Social Outcomes Contracts can improve the way public services are delivered, maximising the outcomes for people using these services. Payments are only made once outcomes have been achieved, so social investors will provide working capital for enterprises to deliver contracts – often serving the most vulnerable, or people with complex needs. ​The investors are only repaid if the contracts deliver measurable improvements to people’s lives.

​Our approach has three elements; to move first with our capital to seed dedicated outcomes funds, supporting fund managers to replicate the model and sharing the lessons learned.

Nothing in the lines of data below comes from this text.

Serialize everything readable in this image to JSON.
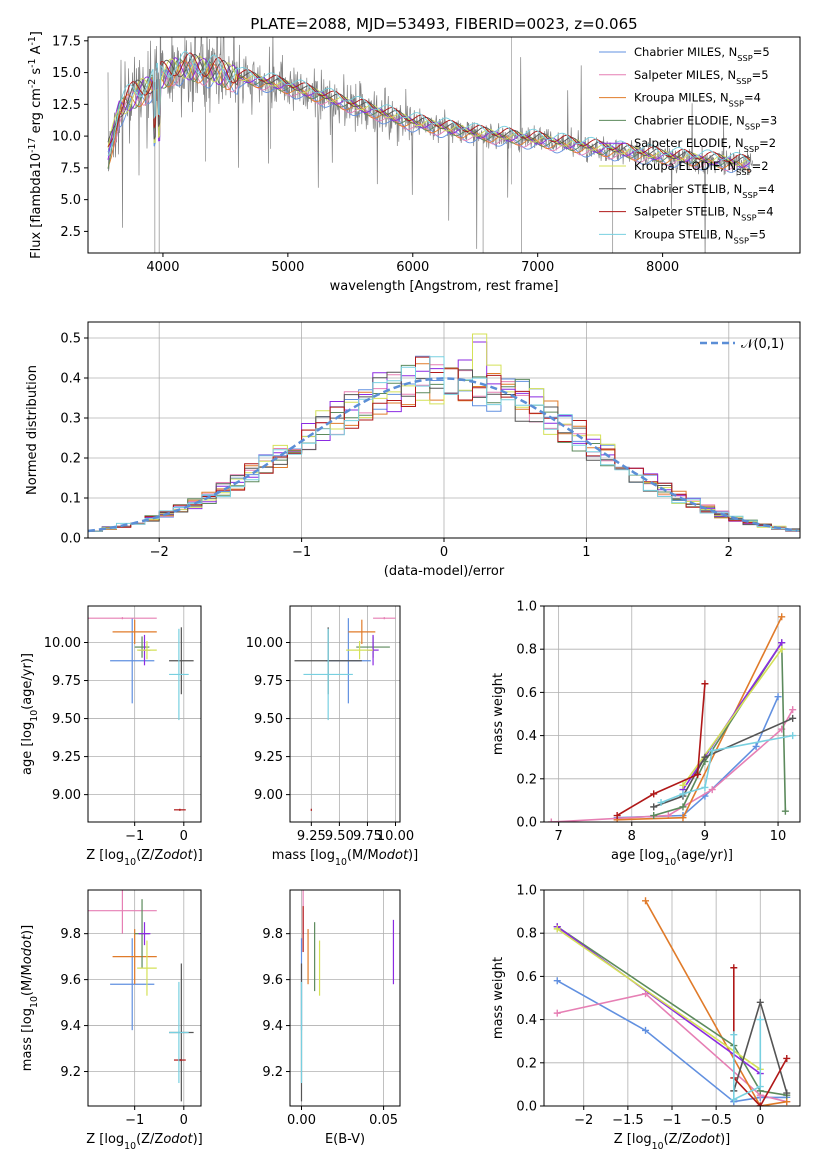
{
  "colors": [
    "#6190e0",
    "#e67fb4",
    "#e07b2a",
    "#5c8a5c",
    "#8b2be2",
    "#d4e157",
    "#555555",
    "#b01818",
    "#78d0e0"
  ],
  "series_names": [
    "Chabrier MILES, N$_{SSP}$=5",
    "Salpeter MILES, N$_{SSP}$=5",
    "Kroupa MILES, N$_{SSP}$=4",
    "Chabrier ELODIE, N$_{SSP}$=3",
    "Salpeter ELODIE, N$_{SSP}$=2",
    "Kroupa ELODIE, N$_{SSP}$=2",
    "Chabrier STELIB, N$_{SSP}$=4",
    "Salpeter STELIB, N$_{SSP}$=4",
    "Kroupa STELIB, N$_{SSP}$=5"
  ],
  "chart_data": [
    {
      "id": "spectrum",
      "type": "line",
      "title": "PLATE=2088, MJD=53493, FIBERID=0023, z=0.065",
      "xlabel": "wavelength [Angstrom, rest frame]",
      "ylabel": "Flux [f$_\\lambda$10$^{-17}$ erg cm$^{-2}$ s$^{-1}$ A$^{-1}$]",
      "xlim": [
        3400,
        9100
      ],
      "ylim": [
        0.8,
        17.8
      ],
      "xticks": [
        4000,
        5000,
        6000,
        7000,
        8000
      ],
      "yticks": [
        2.5,
        5.0,
        7.5,
        10.0,
        12.5,
        15.0,
        17.5
      ],
      "data_color": "#808080",
      "model_shape": {
        "x": [
          3550,
          3650,
          3750,
          3900,
          4000,
          4100,
          4300,
          4500,
          4700,
          5000,
          5500,
          6000,
          6500,
          7000,
          7500,
          8000,
          8500,
          8700
        ],
        "y": [
          8.0,
          12.0,
          13.0,
          14.0,
          14.7,
          15.3,
          15.3,
          14.8,
          14.5,
          13.9,
          12.5,
          11.1,
          10.2,
          9.7,
          9.0,
          8.4,
          8.0,
          7.8
        ]
      },
      "legend": "top-right",
      "grid": false
    },
    {
      "id": "residuals",
      "type": "histogram",
      "xlabel": "(data-model)/error",
      "ylabel": "Normed distribution",
      "xlim": [
        -2.5,
        2.5
      ],
      "ylim": [
        0,
        0.54
      ],
      "xticks": [
        -2,
        -1,
        0,
        1,
        2
      ],
      "yticks": [
        0.0,
        0.1,
        0.2,
        0.3,
        0.4,
        0.5
      ],
      "legend_label": "$\\mathcal{N}(0,1)$",
      "legend": "top-right",
      "grid": true,
      "peak_values": {
        "series_6": 0.51,
        "series_5": 0.49
      }
    },
    {
      "id": "age_vs_Z",
      "type": "errorbar",
      "xlabel": "Z [log$_{10}$(Z/Z$_\\odot$)]",
      "ylabel": "age  [log$_{10}$(age/yr)]",
      "xlim": [
        -1.95,
        0.35
      ],
      "ylim": [
        8.82,
        10.24
      ],
      "xticks": [
        -1,
        0
      ],
      "yticks": [
        9.0,
        9.25,
        9.5,
        9.75,
        10.0
      ],
      "grid": true,
      "points": [
        {
          "s": 0,
          "x": -1.05,
          "xerr": 0.45,
          "y": 9.88,
          "yerr": 0.28
        },
        {
          "s": 1,
          "x": -1.25,
          "xerr": 0.7,
          "y": 10.16,
          "yerr": 0.0
        },
        {
          "s": 2,
          "x": -1.0,
          "xerr": 0.45,
          "y": 10.07,
          "yerr": 0.08
        },
        {
          "s": 3,
          "x": -0.85,
          "xerr": 0.15,
          "y": 9.97,
          "yerr": 0.07
        },
        {
          "s": 4,
          "x": -0.8,
          "xerr": 0.12,
          "y": 9.95,
          "yerr": 0.1
        },
        {
          "s": 5,
          "x": -0.75,
          "xerr": 0.2,
          "y": 9.95,
          "yerr": 0.06
        },
        {
          "s": 6,
          "x": -0.05,
          "xerr": 0.25,
          "y": 9.88,
          "yerr": 0.22
        },
        {
          "s": 7,
          "x": -0.08,
          "xerr": 0.12,
          "y": 8.9,
          "yerr": 0.0
        },
        {
          "s": 8,
          "x": -0.1,
          "xerr": 0.2,
          "y": 9.79,
          "yerr": 0.3
        }
      ]
    },
    {
      "id": "age_vs_mass",
      "type": "errorbar",
      "xlabel": "mass [log$_{10}$(M/M$_\\odot$)]",
      "xlim": [
        9.06,
        10.04
      ],
      "ylim": [
        8.82,
        10.24
      ],
      "xticks": [
        9.25,
        9.5,
        9.75,
        10.0
      ],
      "xticklabels": [
        "9.25",
        "9.50",
        "9.75",
        "10.00"
      ],
      "yticks": [
        9.0,
        9.25,
        9.5,
        9.75,
        10.0
      ],
      "grid": true,
      "points": [
        {
          "s": 0,
          "x": 9.58,
          "xerr": 0.2,
          "y": 9.88,
          "yerr": 0.28
        },
        {
          "s": 1,
          "x": 9.9,
          "xerr": 0.1,
          "y": 10.16,
          "yerr": 0.0
        },
        {
          "s": 2,
          "x": 9.7,
          "xerr": 0.12,
          "y": 10.07,
          "yerr": 0.08
        },
        {
          "s": 3,
          "x": 9.8,
          "xerr": 0.15,
          "y": 9.97,
          "yerr": 0.07
        },
        {
          "s": 4,
          "x": 9.8,
          "xerr": 0.05,
          "y": 9.95,
          "yerr": 0.1
        },
        {
          "s": 5,
          "x": 9.68,
          "xerr": 0.12,
          "y": 9.95,
          "yerr": 0.06
        },
        {
          "s": 6,
          "x": 9.4,
          "xerr": 0.3,
          "y": 9.88,
          "yerr": 0.22
        },
        {
          "s": 7,
          "x": 9.25,
          "xerr": 0.0,
          "y": 8.9,
          "yerr": 0.0
        },
        {
          "s": 8,
          "x": 9.4,
          "xerr": 0.22,
          "y": 9.79,
          "yerr": 0.3
        }
      ]
    },
    {
      "id": "mw_vs_age",
      "type": "line",
      "xlabel": "age  [log$_{10}$(age/yr)]",
      "ylabel": "mass weight",
      "xlim": [
        6.8,
        10.3
      ],
      "ylim": [
        0,
        1.0
      ],
      "xticks": [
        7,
        8,
        9,
        10
      ],
      "yticks": [
        0.0,
        0.2,
        0.4,
        0.6,
        0.8,
        1.0
      ],
      "grid": true,
      "series": [
        {
          "s": 0,
          "x": [
            7.8,
            8.7,
            9.0,
            9.7,
            10.0
          ],
          "y": [
            0.02,
            0.03,
            0.12,
            0.35,
            0.58
          ]
        },
        {
          "s": 1,
          "x": [
            6.9,
            8.5,
            9.1,
            10.05,
            10.2
          ],
          "y": [
            0.0,
            0.03,
            0.15,
            0.43,
            0.52
          ]
        },
        {
          "s": 2,
          "x": [
            7.8,
            8.7,
            10.05
          ],
          "y": [
            0.01,
            0.02,
            0.95
          ]
        },
        {
          "s": 3,
          "x": [
            8.3,
            8.7,
            9.0,
            10.05,
            10.1
          ],
          "y": [
            0.03,
            0.07,
            0.28,
            0.83,
            0.05
          ]
        },
        {
          "s": 4,
          "x": [
            8.7,
            10.05
          ],
          "y": [
            0.15,
            0.83
          ]
        },
        {
          "s": 5,
          "x": [
            8.7,
            10.05
          ],
          "y": [
            0.17,
            0.8
          ]
        },
        {
          "s": 6,
          "x": [
            8.3,
            8.7,
            9.0,
            10.2
          ],
          "y": [
            0.07,
            0.12,
            0.3,
            0.48
          ]
        },
        {
          "s": 7,
          "x": [
            7.8,
            8.3,
            8.9,
            9.0
          ],
          "y": [
            0.03,
            0.13,
            0.22,
            0.64
          ]
        },
        {
          "s": 8,
          "x": [
            8.4,
            8.7,
            9.0,
            9.1,
            10.2
          ],
          "y": [
            0.09,
            0.13,
            0.16,
            0.33,
            0.4
          ]
        }
      ]
    },
    {
      "id": "mass_vs_Z",
      "type": "errorbar",
      "xlabel": "Z [log$_{10}$(Z/Z$_\\odot$)]",
      "ylabel": "mass [log$_{10}$(M/M$_\\odot$)]",
      "xlim": [
        -1.95,
        0.35
      ],
      "ylim": [
        9.05,
        9.99
      ],
      "xticks": [
        -1,
        0
      ],
      "yticks": [
        9.2,
        9.4,
        9.6,
        9.8
      ],
      "grid": true,
      "points": [
        {
          "s": 0,
          "x": -1.05,
          "xerr": 0.45,
          "y": 9.58,
          "yerr": 0.2
        },
        {
          "s": 1,
          "x": -1.25,
          "xerr": 0.7,
          "y": 9.9,
          "yerr": 0.1
        },
        {
          "s": 2,
          "x": -1.0,
          "xerr": 0.45,
          "y": 9.7,
          "yerr": 0.12
        },
        {
          "s": 3,
          "x": -0.85,
          "xerr": 0.15,
          "y": 9.8,
          "yerr": 0.15
        },
        {
          "s": 4,
          "x": -0.8,
          "xerr": 0.12,
          "y": 9.8,
          "yerr": 0.05
        },
        {
          "s": 5,
          "x": -0.75,
          "xerr": 0.2,
          "y": 9.65,
          "yerr": 0.12
        },
        {
          "s": 6,
          "x": -0.05,
          "xerr": 0.25,
          "y": 9.37,
          "yerr": 0.3
        },
        {
          "s": 7,
          "x": -0.08,
          "xerr": 0.12,
          "y": 9.25,
          "yerr": 0.0
        },
        {
          "s": 8,
          "x": -0.1,
          "xerr": 0.2,
          "y": 9.37,
          "yerr": 0.22
        }
      ]
    },
    {
      "id": "mass_vs_ebv",
      "type": "errorbar",
      "xlabel": "E(B-V)",
      "xlim": [
        -0.007,
        0.06
      ],
      "ylim": [
        9.05,
        9.99
      ],
      "xticks": [
        0.0,
        0.05
      ],
      "xticklabels": [
        "0.00",
        "0.05"
      ],
      "yticks": [
        9.2,
        9.4,
        9.6,
        9.8
      ],
      "grid": true,
      "points": [
        {
          "s": 0,
          "x": 0.0,
          "xerr": 0,
          "y": 9.58,
          "yerr": 0.2
        },
        {
          "s": 1,
          "x": 0.001,
          "xerr": 0,
          "y": 9.9,
          "yerr": 0.1
        },
        {
          "s": 2,
          "x": 0.004,
          "xerr": 0,
          "y": 9.7,
          "yerr": 0.12
        },
        {
          "s": 3,
          "x": 0.008,
          "xerr": 0,
          "y": 9.7,
          "yerr": 0.15
        },
        {
          "s": 4,
          "x": 0.056,
          "xerr": 0,
          "y": 9.72,
          "yerr": 0.14
        },
        {
          "s": 5,
          "x": 0.011,
          "xerr": 0,
          "y": 9.65,
          "yerr": 0.12
        },
        {
          "s": 6,
          "x": 0.0,
          "xerr": 0,
          "y": 9.37,
          "yerr": 0.3
        },
        {
          "s": 7,
          "x": 0.001,
          "xerr": 0,
          "y": 9.82,
          "yerr": 0.1
        },
        {
          "s": 8,
          "x": 0.0,
          "xerr": 0,
          "y": 9.37,
          "yerr": 0.22
        }
      ]
    },
    {
      "id": "mw_vs_Z",
      "type": "line",
      "xlabel": "Z [log$_{10}$(Z/Z$_\\odot$)]",
      "ylabel": "mass weight",
      "xlim": [
        -2.45,
        0.45
      ],
      "ylim": [
        0,
        1.0
      ],
      "xticks": [
        -2.0,
        -1.5,
        -1.0,
        -0.5,
        0.0
      ],
      "yticks": [
        0.0,
        0.2,
        0.4,
        0.6,
        0.8,
        1.0
      ],
      "grid": true,
      "series": [
        {
          "s": 0,
          "x": [
            -2.3,
            -1.3,
            -0.3,
            0.0,
            0.3
          ],
          "y": [
            0.58,
            0.35,
            0.02,
            0.04,
            0.04
          ]
        },
        {
          "s": 1,
          "x": [
            -2.3,
            -1.3,
            0.0,
            0.3
          ],
          "y": [
            0.43,
            0.52,
            0.05,
            0.02
          ]
        },
        {
          "s": 2,
          "x": [
            -1.3,
            0.0,
            0.3
          ],
          "y": [
            0.95,
            0.0,
            0.02
          ]
        },
        {
          "s": 3,
          "x": [
            -2.3,
            -0.3,
            0.0,
            0.3
          ],
          "y": [
            0.83,
            0.28,
            0.07,
            0.05
          ]
        },
        {
          "s": 4,
          "x": [
            -2.3,
            0.0
          ],
          "y": [
            0.83,
            0.15
          ]
        },
        {
          "s": 5,
          "x": [
            -2.3,
            0.0
          ],
          "y": [
            0.82,
            0.17
          ]
        },
        {
          "s": 6,
          "x": [
            -0.3,
            0.0,
            0.3
          ],
          "y": [
            0.07,
            0.48,
            0.06
          ]
        },
        {
          "s": 7,
          "x": [
            -0.3,
            -0.3,
            0.0,
            0.3
          ],
          "y": [
            0.64,
            0.13,
            0.0,
            0.22
          ]
        },
        {
          "s": 8,
          "x": [
            -0.3,
            -0.3,
            0.0,
            0.0
          ],
          "y": [
            0.33,
            0.03,
            0.09,
            0.4
          ]
        }
      ]
    }
  ]
}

In 2013 we were one of the first investors to call for fund managers to offer support for outcomes-based contracts – sometimes called social impact bonds. Bridges Fund Management developed the first fund of its kind in the world, delivering social impact while developing a replicable fund model that meant socially-motivated investors could support these contracts.


Through our investments and broader stakeholder engagement, we aim to replicate and scale social outcomes contract models. We do this by building expertise across a number of fund managers, through developing projects with engaged commissioners and social sector organisations able to deliver services. ​


We convene experts and practitioners to share lessons and knowledge and engage with national government to secure its support for the market, and help shape the future pipeline, particularly in the policy areas where we see the most promise.

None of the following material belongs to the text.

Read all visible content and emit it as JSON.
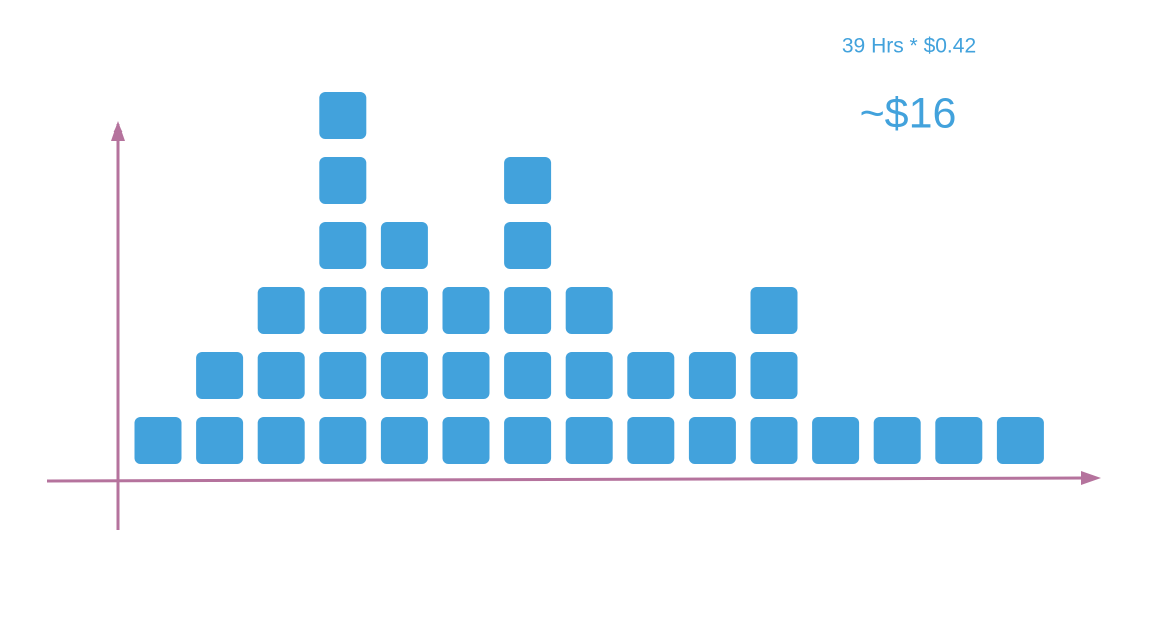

  • 4 Specialist outcomes funds vs 0 in 2012 – Data from Big Society Capital and fund managers across the portfolio
  • 27706 Number of people supported by Bridges Fund Management and Big Issue Invest through outcomes contracts
  • 55 Number of outcomes contracts Big Society Capital has invested in

Impact and Learning

We understand our impact in this area in a number of ways:

Growth of the market

The market for such social outcomes contracts has grown considerably, from only 14 contracts in 2012 to more than 80 today. The UK now has one of the leading social outcomes markets ​in the world.

Improvements in public services

In addition we’ve learned that social outcomes contracts can be a powerful mechanism to drive improvement and collaboration in public services, allowing them be delivered more flexibly, while ensuring accountability in terms of the impact envisaged. Such contracts also support better collaboration and coordination between the key stakeholders involved in delivering services.

​Measurable, positive outcomes

Importantly because the outcomes in such contracts are rigorously measured we also know they are having a positive impact on people’s lives. They support a range of people with complex and multiple needs, in a range of policy areas – including children services, homelessness and health. We estimate that more than 27,000 people have benefited from our investments in social outcome contracts. Bridges, our largest social outcomes contract fund manager, has committed £32 million across a range of projects.

Girl on swing

These projects have achieved £50m in outcomes payments from central and local Government commissioners to date, and Bridges estimates that the value of these outcomes to Government is about £85 million in terms of current or potential cost savings.